Persönlicher Kommentar
Landwirtschaft in der (Klima-)Krise: So muss die Agrarwende aussehen!
Agrarwende - ein bisschen mehr Bio und schon ist alles gegessen? Mitnichten. Das Bündnis "Wir haben es satt" geht jeden Januar in Berlin auf die Straße, seit Jahren fordern sie ein politisches Umdenken in der Agrarpolitik, mit so namhaften Trägern wie der Arbeitsgemeinschaft bäuerliche Landwirtschaft e.V., Greenpeace, Brot für die Welt und der Deutschen Umwelthilfe.
Problemfall Landwirtschaft
In der Landwirtschaft nämlich läuft einiges schief. So leidet sie etwa massiv unter den unmittelbaren wie mittelbaren Folgen der Klimakrise: Dürresommer haben in den letzten Jahren zu schwerwiegenden Ausfällen bei den Ernteerträgen geführt. Ebenso aber auch regional massiv angestiegene Niederschläge oder Spätfrost, der Pflanzen zerstört, die früh ausgetrieben haben. [1] EU-weit verursachen Extremwetterereignisse geschätzte 9 Mrd. € Schaden pro Jahr, davon entfällt mehr als die Hälfte auf die Landwirtschaft - durch die Klimakrise wird diese Zahl wohl noch enorm steigen. [2]

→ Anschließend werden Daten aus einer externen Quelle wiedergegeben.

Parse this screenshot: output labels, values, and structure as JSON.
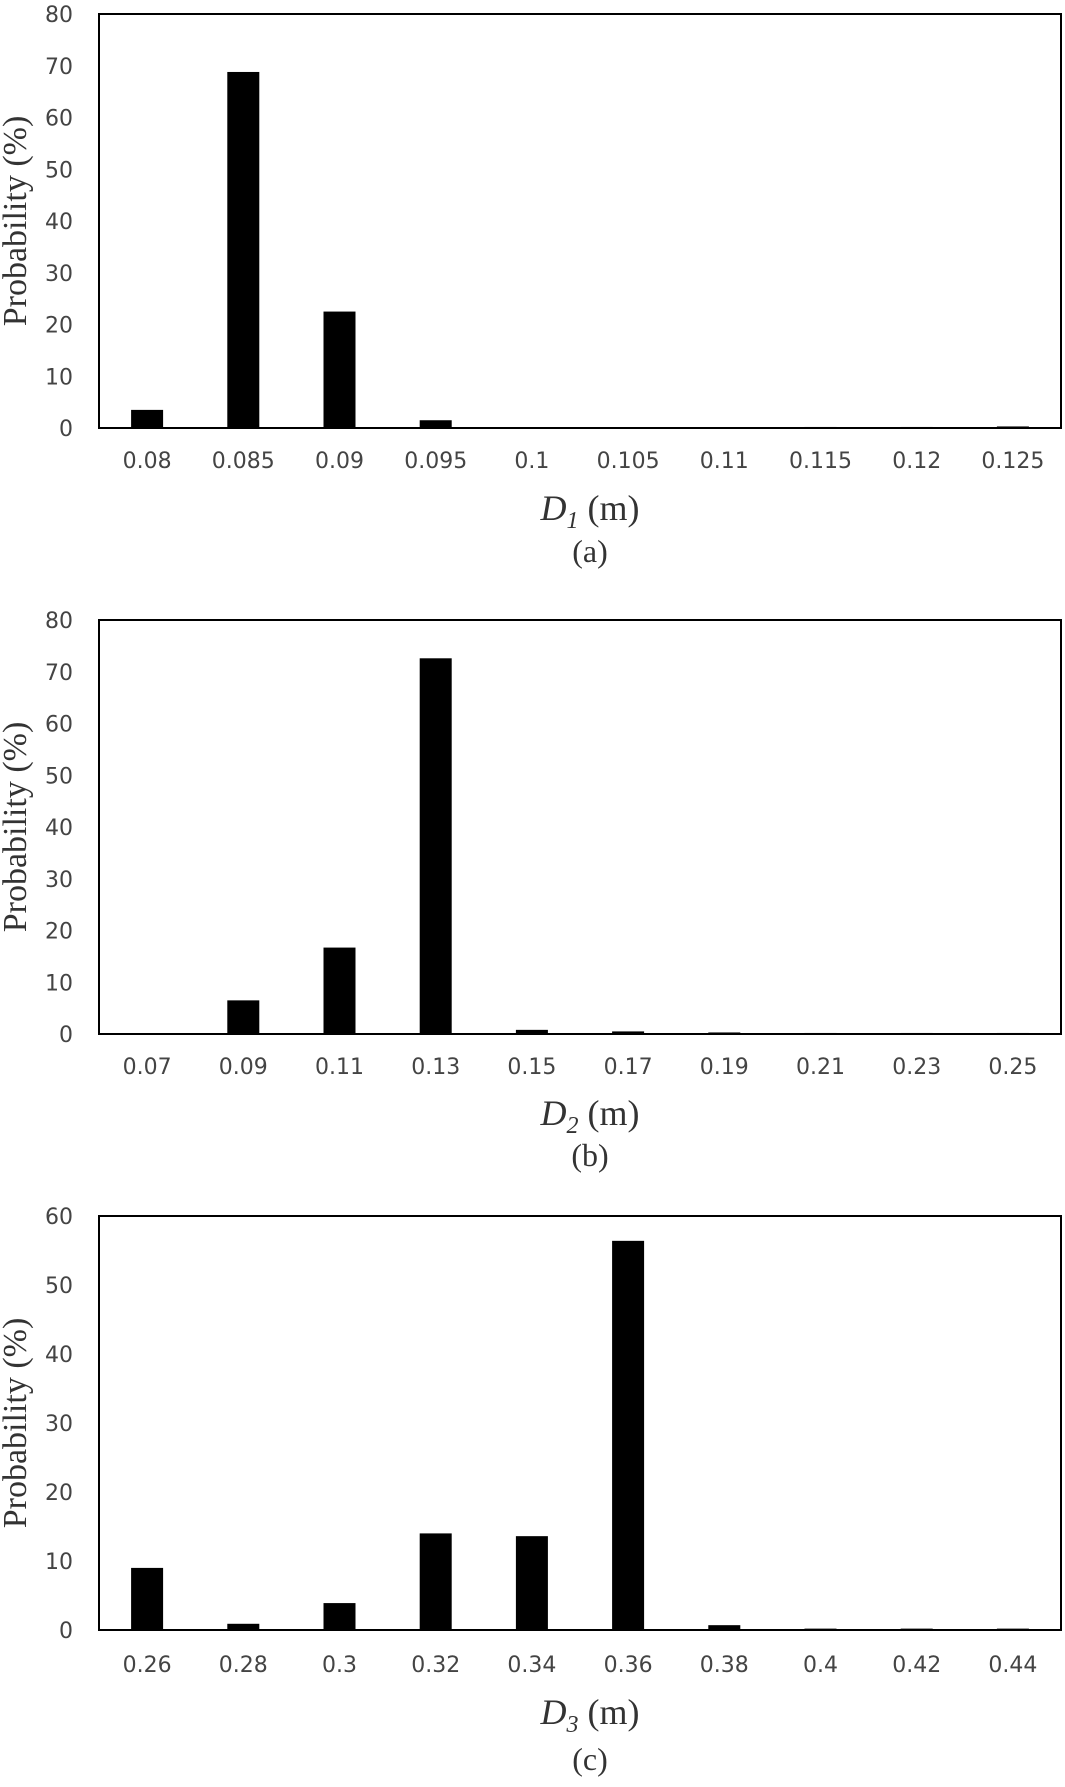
{
  "chart_data": [
    {
      "type": "bar",
      "panel": "a",
      "categories": [
        "0.08",
        "0.085",
        "0.09",
        "0.095",
        "0.1",
        "0.105",
        "0.11",
        "0.115",
        "0.12",
        "0.125"
      ],
      "values": [
        3.5,
        68.8,
        22.5,
        1.5,
        0.1,
        0.1,
        0.1,
        0.2,
        0.2,
        0.3
      ],
      "ylim": [
        0,
        80
      ],
      "yticks": [
        "0",
        "10",
        "20",
        "30",
        "40",
        "50",
        "60",
        "70",
        "80"
      ],
      "ylabel": "Probability (%)",
      "xlabel_symbol": "D",
      "xlabel_subscript": "1",
      "xlabel_unit": " (m)",
      "caption": "(a)",
      "bar_color": "#000000",
      "grid": false
    },
    {
      "type": "bar",
      "panel": "b",
      "categories": [
        "0.07",
        "0.09",
        "0.11",
        "0.13",
        "0.15",
        "0.17",
        "0.19",
        "0.21",
        "0.23",
        "0.25"
      ],
      "values": [
        0.1,
        6.5,
        16.7,
        72.6,
        0.8,
        0.5,
        0.3,
        0.2,
        0.2,
        0.2
      ],
      "ylim": [
        0,
        80
      ],
      "yticks": [
        "0",
        "10",
        "20",
        "30",
        "40",
        "50",
        "60",
        "70",
        "80"
      ],
      "ylabel": "Probability (%)",
      "xlabel_symbol": "D",
      "xlabel_subscript": "2",
      "xlabel_unit": " (m)",
      "caption": "(b)",
      "bar_color": "#000000",
      "grid": false
    },
    {
      "type": "bar",
      "panel": "c",
      "categories": [
        "0.26",
        "0.28",
        "0.3",
        "0.32",
        "0.34",
        "0.36",
        "0.38",
        "0.4",
        "0.42",
        "0.44"
      ],
      "values": [
        9.0,
        0.9,
        3.9,
        14.0,
        13.6,
        56.4,
        0.7,
        0.2,
        0.2,
        0.2
      ],
      "ylim": [
        0,
        60
      ],
      "yticks": [
        "0",
        "10",
        "20",
        "30",
        "40",
        "50",
        "60"
      ],
      "ylabel": "Probability (%)",
      "xlabel_symbol": "D",
      "xlabel_subscript": "3",
      "xlabel_unit": " (m)",
      "caption": "(c)",
      "bar_color": "#000000",
      "grid": false
    }
  ]
}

Zudem leiden Landwirtinnen und Landwirte aber besonders unter dem momentanen Wirtschaftssystem, das kleinbäuerlichen Betrieben das Leben schwer macht und konventionelle Großbetriebe bevorzugt. Kern der Probleme: Staatliche Subventionen, die immer noch primär von der landwirtschaftlich genutzten Fläche abhängen und nicht von gesunden Anbaumethoden, artgerechter Tierhaltung und klimaverträglichem Ressourceneinsatz. Dazu kommt noch der massive Preisdruck: Bauern bekommen viel zu wenig Geld für ihre wertvolle Arbeit. Beispiel Milch: Hier diktieren Großabnehmer mit Monopolstellung wie die Supermarktkette Aldi die Einkaufspreise ganzer Landstriche. Die liegen nach Angaben der Landwirte oft unter den Kosten für die Produktion. Das Höfesterben hängt unmittelbar mit diesem Preiskampf zusammen. Dass Getreide, Kartoffeln, Mais und viele andere landwirtschaftliche Produkte an internationalen Börsen gehandelt werden, erhöht den Preisdruck noch zusätzlich. [6]

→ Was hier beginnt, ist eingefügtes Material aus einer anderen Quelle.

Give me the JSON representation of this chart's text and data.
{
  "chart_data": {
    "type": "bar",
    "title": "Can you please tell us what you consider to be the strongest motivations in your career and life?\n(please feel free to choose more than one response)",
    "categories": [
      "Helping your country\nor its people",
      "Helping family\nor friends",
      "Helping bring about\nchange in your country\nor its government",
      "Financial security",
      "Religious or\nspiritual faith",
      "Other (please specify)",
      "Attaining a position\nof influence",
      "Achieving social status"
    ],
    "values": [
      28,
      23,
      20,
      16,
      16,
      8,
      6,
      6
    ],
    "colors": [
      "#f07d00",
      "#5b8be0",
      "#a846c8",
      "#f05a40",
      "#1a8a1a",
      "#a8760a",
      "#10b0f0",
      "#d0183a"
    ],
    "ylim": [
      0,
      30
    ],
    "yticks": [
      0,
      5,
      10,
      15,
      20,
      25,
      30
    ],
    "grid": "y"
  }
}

Endlich muss im Preis auch mitberechnet werden, welche Folgen die Produktion von Nahrungsmitteln für die Umwelt hat, um nachhaltigen Anbau zu fördern. Denn gleichzeitig leidet auch unsere gesamte Klimabilanz unter der Landwirtschaft, wie sie heute stattfindet: Ca. 9% aller Treibhausgasemissionen in Deutschland kommen aus der Agrarwirtschaft, das ist immerhin fast ein Zehntel [2].
Exkurs: Zahlen auf den Tisch - wie schädigt die Landwirtschaft das Klima?
Kohlenstoffdioxid (CO2), das wohl bekannteste Treibhausgas, hat nur einen geringen Anteil an den Treibhausgasemissionen des Landwirtschaftssektors. Schwerwiegender sind die Emissionen von Methan (CH4) und Lachgas (N2O), die gemeinsam über 90 % ausmachen. [3] 63 % der gesamten Methan-Emissionen Deutschlands und 81% der Lachgas-Emissionen stammen aus der Landwirtschaft [3] - wobei Methan beispielsweise ein wesentlich klimaschädlicheres Treibhausgas ist als CO2 [4]. Die Gase entstehen z.B. bei den Verdauungsprozessen von Nutztieren, beim Düngen, der Bodenbewirtschaftung und im Zusammenhang mit Biogasanlagen. [3, 4]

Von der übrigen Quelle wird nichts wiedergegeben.